黒田大輔の前田への質問:脚本を書き始めた頃と今では何が一番違うのか?
前田:前よりも観客に伝えたいことをストレートに書けるようになってしまった。昔はさんざん回り道して、迷子になって、ようやくゴールに辿り着いていたのだが、今はストレートにゴールに行けるようになってしまった。そのことで逆に観客に真意が伝わりにくくなってしまうというジレンマに陥っている。回り道や迷子にこそ脚本の醍醐味はあったのに。
黒田:技術的に回り道はできないの?
前田:そうすると透けて見えちゃうんだよね。


後藤飛鳥の前田への質問:来年の目標は?
前田:去年の目標が「健康」で、今年の目標も「健康」だったんだよね。来年の目標も健康かな。あっ、今親知らずが虫歯になりかけてるので、それを抜くことが目標かな。

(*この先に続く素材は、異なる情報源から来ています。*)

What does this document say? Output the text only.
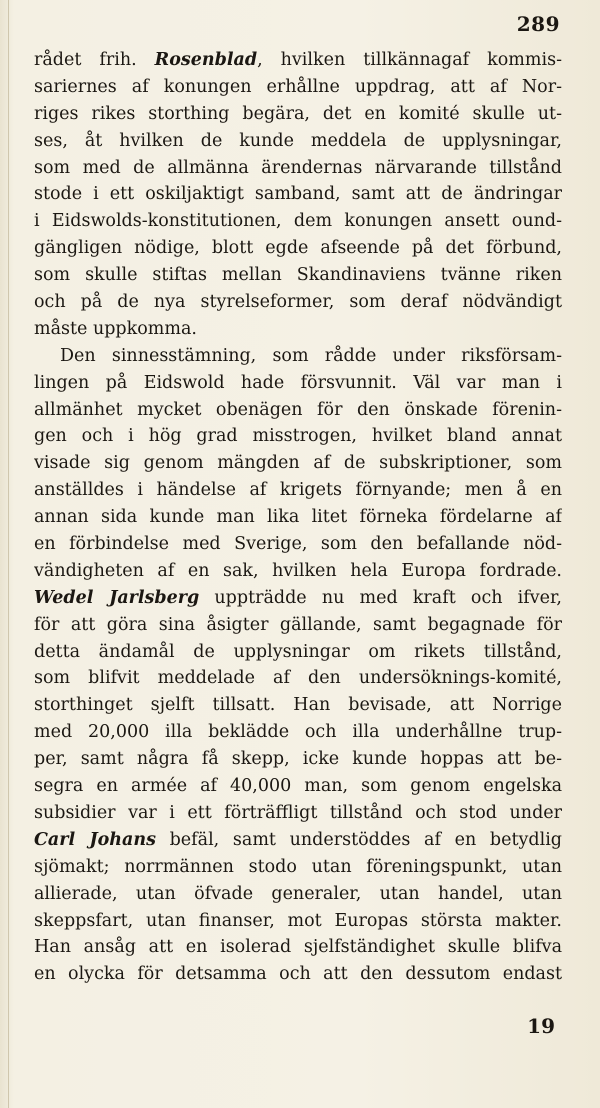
289
rådet frih. Rosenblad, hvilken tillkännagaf kommis-
sariernes af konungen erhållne uppdrag, att af Nor-
riges rikes storthing begära, det en komité skulle ut-
ses, åt hvilken de kunde meddela de upplysningar,
som med de allmänna ärendernas närvarande tillstånd
stode i ett oskiljaktigt samband, samt att de ändringar
i Eidswolds-konstitutionen, dem konungen ansett ound-
gängligen nödige, blott egde afseende på det förbund,
som skulle stiftas mellan Skandinaviens tvänne riken
och på de nya styrelseformer, som deraf nödvändigt
måste uppkomma.
Den sinnesstämning, som rådde under riksförsam-
lingen på Eidswold hade försvunnit. Väl var man i
allmänhet mycket obenägen för den önskade förenin-
gen och i hög grad misstrogen, hvilket bland annat
visade sig genom mängden af de subskriptioner, som
anställdes i händelse af krigets förnyande; men å en
annan sida kunde man lika litet förneka fördelarne af
en förbindelse med Sverige, som den befallande nöd-
vändigheten af en sak, hvilken hela Europa fordrade.
Wedel Jarlsberg uppträdde nu med kraft och ifver,
för att göra sina åsigter gällande, samt begagnade för
detta ändamål de upplysningar om rikets tillstånd,
som blifvit meddelade af den undersöknings-komité,
storthinget sjelft tillsatt. Han bevisade, att Norrige
med 20,000 illa beklädde och illa underhållne trup-
per, samt några få skepp, icke kunde hoppas att be-
segra en armée af 40,000 man, som genom engelska
subsidier var i ett förträffligt tillstånd och stod under
Carl Johans befäl, samt understöddes af en betydlig
sjömakt; norrmännen stodo utan föreningspunkt, utan
allierade, utan öfvade generaler, utan handel, utan
skeppsfart, utan finanser, mot Europas största makter.
Han ansåg att en isolerad sjelfständighet skulle blifva
en olycka för detsamma och att den dessutom endast
19
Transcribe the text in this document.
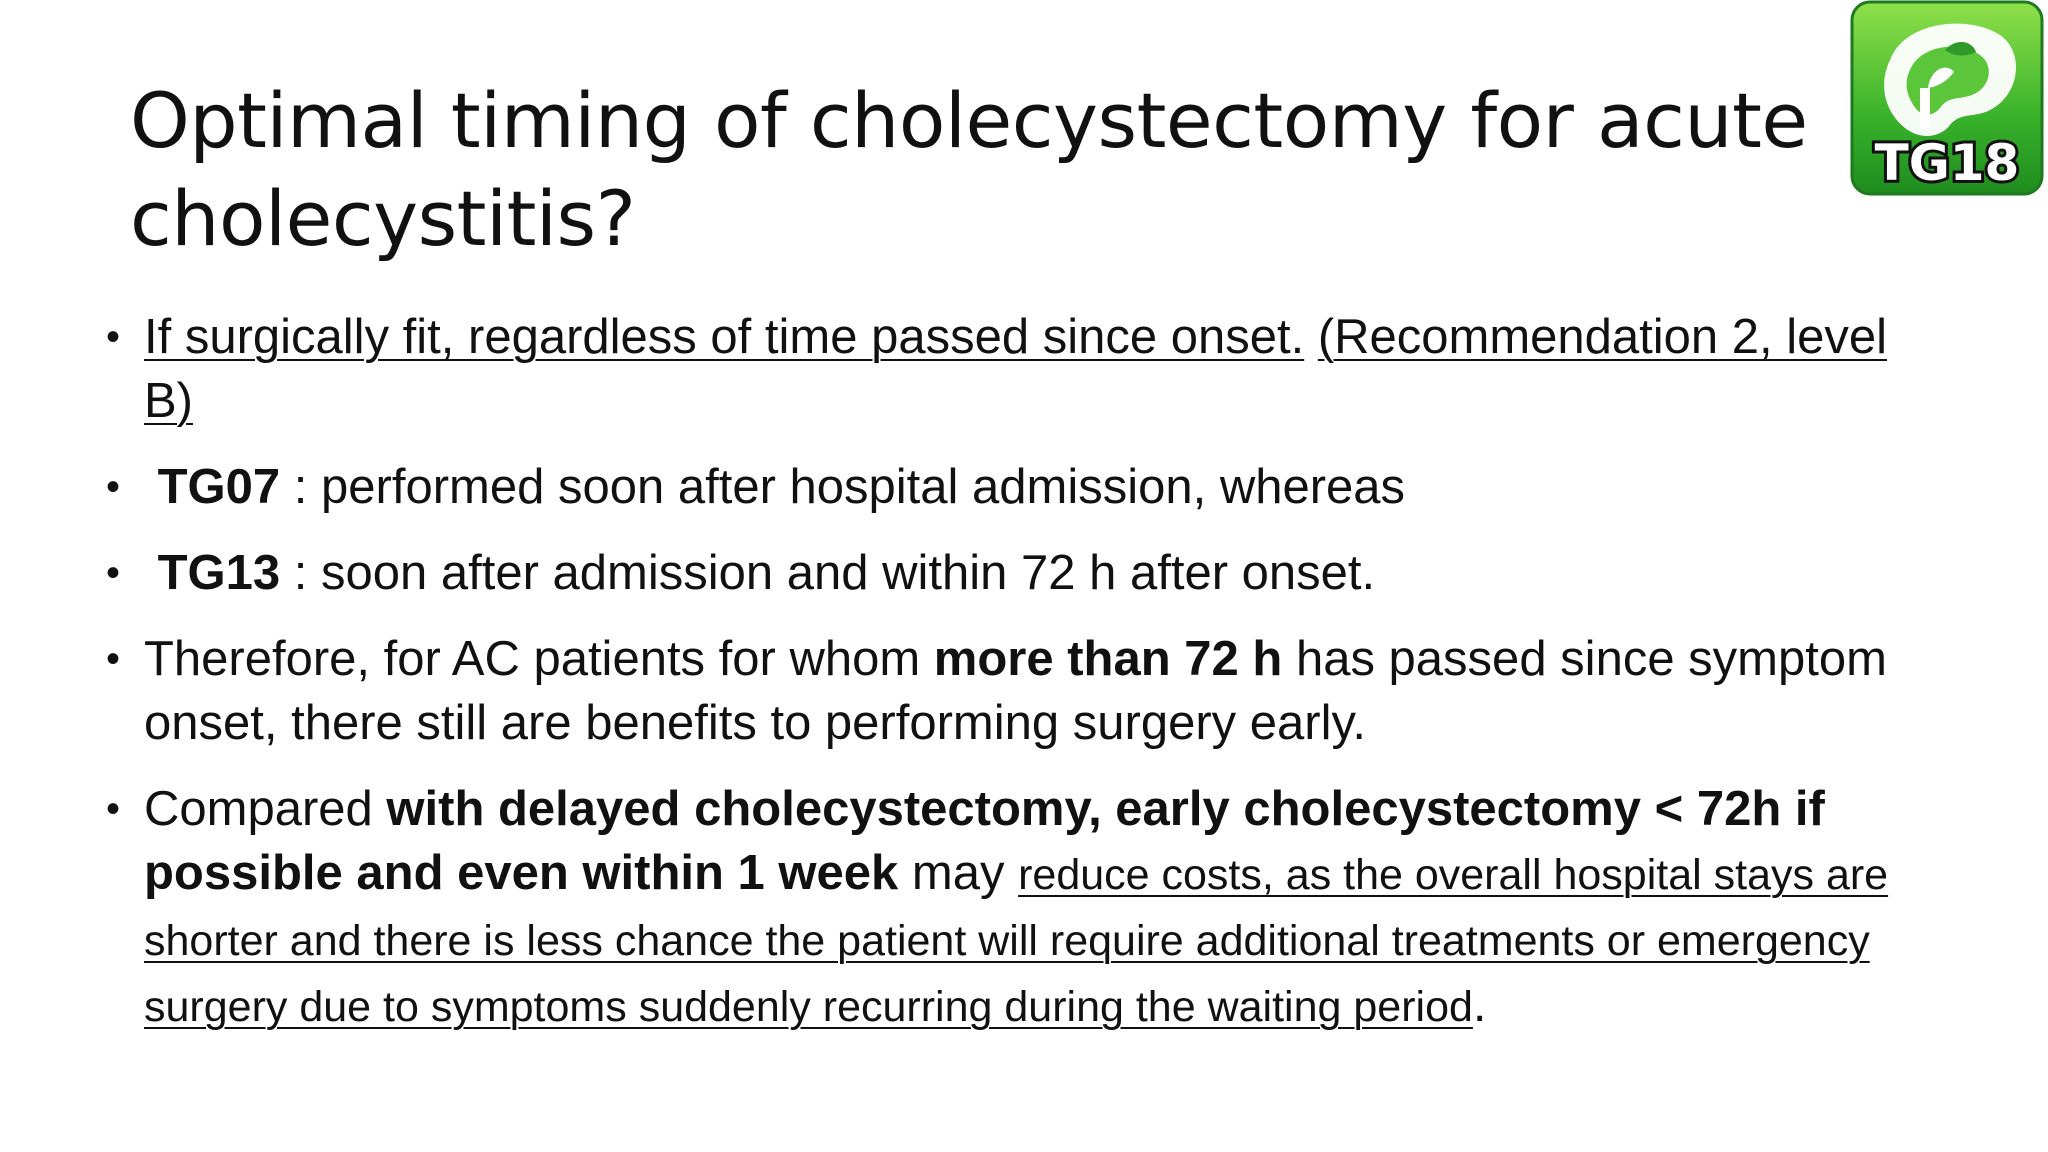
Optimal timing of cholecystectomy for acute cholecystitis?
TG18
• If surgically fit, regardless of time passed since onset. (Recommendation 2, level B)
• TG07 : performed soon after hospital admission, whereas
• TG13 : soon after admission and within 72 h after onset.
• Therefore, for AC patients for whom more than 72 h has passed since symptom onset, there still are benefits to performing surgery early.
• Compared with delayed cholecystectomy, early cholecystectomy < 72h if possible and even within 1 week may reduce costs, as the overall hospital stays are shorter and there is less chance the patient will require additional treatments or emergency surgery due to symptoms suddenly recurring during the waiting period.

安藤聖の前田への質問:演じていて「気持ちいいー」と思った場面は?
前田:それはないかなー。今回の芝居は黒田君の演じる次男が見ている夢という設定なので、僕らは常に黒田君からみた第三者を演じなくてはならない。主観的に動くのではなく、第三者的に動くというのは結構難しかった。
見ていて面白かったのは、冒頭の黒田君のダンス。お客さんがドン引きしているのが楽しかった。ちなみにあの動きはチェルフィッチュを意識しました(笑)。
安藤:黒田さんだから「クロフィッチュ」(笑)。


その後はお客さんとの質疑応答。色々あったのだが、あまり詳しく書くとネタばれになってしまうので前田司郎の話を1つだけ。
今回の芝居の観客動員数は全部で1,500人くらいになる。私は1,500人集まるパーティーで料理を任されたシェフのようなものだ。みんなが好きだと思われるカレーやラーメンを出していれば無難だが、それでは面白くない。今回の芝居なんて「白子」のようなもので、苦手だなあと思う人が大勢いるかもしれない。でも、今回の芝居で五反田団を観に来てくれるお客さんの数が半分になってもいいやと思って書いた。


アフタートークでの4人はみんな私服だったのかな。女優2人の私服姿は舞台での衣装よりもずっと可愛かったね。